Weight bias appears through hiring filters, access to clients, appearance rules, and day-to-day treatment. These patterns show how decisions are made.

Hiring is the first point where bias surfaces. Employers use phrases like “client-facing role” or “culture fit.” Those terms sound neutral, but they tend to hide decisions tied to body size.

Policies also create risk. New Jersey’s updated guidance on disparate impact states that neutral rules can still affect workers in uneven ways. A policy that screens out a protected group without any business justification violates the LAD.

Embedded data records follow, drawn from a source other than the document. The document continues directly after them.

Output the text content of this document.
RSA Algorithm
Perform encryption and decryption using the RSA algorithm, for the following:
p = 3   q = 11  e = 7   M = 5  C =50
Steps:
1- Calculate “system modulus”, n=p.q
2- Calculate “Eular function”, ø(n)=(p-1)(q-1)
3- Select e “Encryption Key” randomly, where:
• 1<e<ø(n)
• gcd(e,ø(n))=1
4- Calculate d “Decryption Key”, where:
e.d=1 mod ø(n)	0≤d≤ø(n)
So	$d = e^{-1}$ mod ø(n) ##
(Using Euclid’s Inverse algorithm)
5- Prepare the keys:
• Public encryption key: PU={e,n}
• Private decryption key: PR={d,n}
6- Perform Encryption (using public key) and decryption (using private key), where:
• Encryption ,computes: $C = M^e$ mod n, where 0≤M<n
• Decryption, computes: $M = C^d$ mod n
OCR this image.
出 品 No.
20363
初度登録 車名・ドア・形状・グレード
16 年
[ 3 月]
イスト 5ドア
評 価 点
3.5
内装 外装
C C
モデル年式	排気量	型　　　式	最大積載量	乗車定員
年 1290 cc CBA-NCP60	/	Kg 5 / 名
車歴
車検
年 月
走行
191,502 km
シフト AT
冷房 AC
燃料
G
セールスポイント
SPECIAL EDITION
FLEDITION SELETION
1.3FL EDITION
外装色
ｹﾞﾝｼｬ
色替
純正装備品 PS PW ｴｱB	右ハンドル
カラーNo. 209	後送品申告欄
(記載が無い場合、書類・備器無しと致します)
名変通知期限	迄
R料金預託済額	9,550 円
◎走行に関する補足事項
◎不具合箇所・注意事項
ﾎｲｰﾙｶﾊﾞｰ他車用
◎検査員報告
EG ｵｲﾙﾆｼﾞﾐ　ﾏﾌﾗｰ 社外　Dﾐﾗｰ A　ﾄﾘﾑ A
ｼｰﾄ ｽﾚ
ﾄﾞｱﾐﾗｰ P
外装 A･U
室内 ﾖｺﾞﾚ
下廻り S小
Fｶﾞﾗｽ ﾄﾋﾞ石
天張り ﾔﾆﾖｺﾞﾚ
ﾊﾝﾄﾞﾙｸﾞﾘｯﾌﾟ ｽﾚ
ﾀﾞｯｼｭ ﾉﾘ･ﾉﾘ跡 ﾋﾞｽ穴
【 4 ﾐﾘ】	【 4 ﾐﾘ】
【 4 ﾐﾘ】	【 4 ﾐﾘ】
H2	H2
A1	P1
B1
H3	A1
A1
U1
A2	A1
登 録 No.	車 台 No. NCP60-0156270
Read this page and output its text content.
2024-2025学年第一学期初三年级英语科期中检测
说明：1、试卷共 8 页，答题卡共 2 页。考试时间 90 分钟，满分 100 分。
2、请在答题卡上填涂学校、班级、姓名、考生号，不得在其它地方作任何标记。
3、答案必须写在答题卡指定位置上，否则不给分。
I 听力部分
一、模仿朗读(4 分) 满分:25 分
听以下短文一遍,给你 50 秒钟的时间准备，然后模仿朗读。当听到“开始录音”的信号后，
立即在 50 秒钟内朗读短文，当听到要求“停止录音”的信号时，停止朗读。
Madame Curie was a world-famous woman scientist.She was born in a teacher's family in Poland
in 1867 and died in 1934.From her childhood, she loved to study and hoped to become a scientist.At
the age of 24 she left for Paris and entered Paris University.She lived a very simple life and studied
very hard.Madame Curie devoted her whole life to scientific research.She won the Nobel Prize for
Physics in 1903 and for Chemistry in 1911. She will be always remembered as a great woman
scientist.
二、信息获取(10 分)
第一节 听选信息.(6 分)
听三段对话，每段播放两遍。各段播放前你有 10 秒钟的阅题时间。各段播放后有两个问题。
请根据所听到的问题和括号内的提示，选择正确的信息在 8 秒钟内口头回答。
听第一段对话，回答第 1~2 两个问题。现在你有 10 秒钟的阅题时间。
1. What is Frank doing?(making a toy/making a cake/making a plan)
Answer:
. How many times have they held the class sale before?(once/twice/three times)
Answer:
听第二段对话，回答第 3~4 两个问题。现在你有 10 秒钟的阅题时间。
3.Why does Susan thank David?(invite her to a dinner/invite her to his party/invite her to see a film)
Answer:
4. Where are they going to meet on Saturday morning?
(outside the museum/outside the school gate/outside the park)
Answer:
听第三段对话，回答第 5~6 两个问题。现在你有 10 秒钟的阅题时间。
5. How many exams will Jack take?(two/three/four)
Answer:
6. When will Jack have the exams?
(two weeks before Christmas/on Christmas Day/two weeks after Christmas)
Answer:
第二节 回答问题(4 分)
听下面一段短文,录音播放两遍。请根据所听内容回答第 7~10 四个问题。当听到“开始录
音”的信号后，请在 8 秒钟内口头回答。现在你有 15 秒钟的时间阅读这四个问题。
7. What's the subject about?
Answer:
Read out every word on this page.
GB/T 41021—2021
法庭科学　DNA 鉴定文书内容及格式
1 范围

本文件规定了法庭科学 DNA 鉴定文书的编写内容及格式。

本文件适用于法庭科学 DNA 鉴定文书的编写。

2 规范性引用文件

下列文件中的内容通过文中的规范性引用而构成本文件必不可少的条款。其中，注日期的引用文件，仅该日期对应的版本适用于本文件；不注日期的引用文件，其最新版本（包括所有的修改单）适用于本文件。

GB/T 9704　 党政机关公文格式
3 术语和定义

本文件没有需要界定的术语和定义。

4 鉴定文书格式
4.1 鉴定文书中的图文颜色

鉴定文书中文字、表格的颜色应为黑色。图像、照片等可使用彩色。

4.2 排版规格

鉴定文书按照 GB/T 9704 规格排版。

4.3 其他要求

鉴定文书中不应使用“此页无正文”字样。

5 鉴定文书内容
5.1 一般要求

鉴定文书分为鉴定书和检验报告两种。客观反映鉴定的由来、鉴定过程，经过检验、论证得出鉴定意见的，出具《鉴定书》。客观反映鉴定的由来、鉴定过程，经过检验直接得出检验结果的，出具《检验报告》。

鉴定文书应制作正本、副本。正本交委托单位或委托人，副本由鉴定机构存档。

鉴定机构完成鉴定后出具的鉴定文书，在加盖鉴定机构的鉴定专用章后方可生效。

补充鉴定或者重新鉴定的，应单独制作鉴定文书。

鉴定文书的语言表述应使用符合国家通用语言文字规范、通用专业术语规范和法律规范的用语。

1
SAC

  • Appearance and grooming standards carry hidden bias. Dress codes, uniform requirements, or “image policies” must tie to legitimate business needs. A policy that enforces a narrow physical standard without a job-related reason invites scrutiny. That issue becomes sharper when it intersects with disability or sex-based expectations.
  • Physical requirements must match the job. Employers can set strength or endurance standards when the job requires it. They can’t apply these standards loosely or as a proxy for appearance. A physical requirement for a construction role stands on different ground.
  • Performance evaluations reflect subjective bias. Comments about stamina or professionalism sometimes mask assumptions about body size. When those comments affect mentorship, promotions, discipline, or termination, they become part of the legal analysis.
  • Workplace culture shapes exposure to harassment claims. Jokes, nicknames, pranks, or repeated comments often get dismissed as casual behavior and banter. Once those remarks connect to a protected category, they form the basis of a hostile work environment claim.
  • Health-based reasoning appears in discipline decisions. Employers sometimes justify actions by pointing to safety or wellness. Those arguments need support. A decision grounded in speculation rather than evidence carries legal risk.
  • Disparate impact analysis reaches neutral rules. If a rule disproportionately affects workers with disabilities or perceived disabilities, the employer must justify it as job-related and consistent with business necessity.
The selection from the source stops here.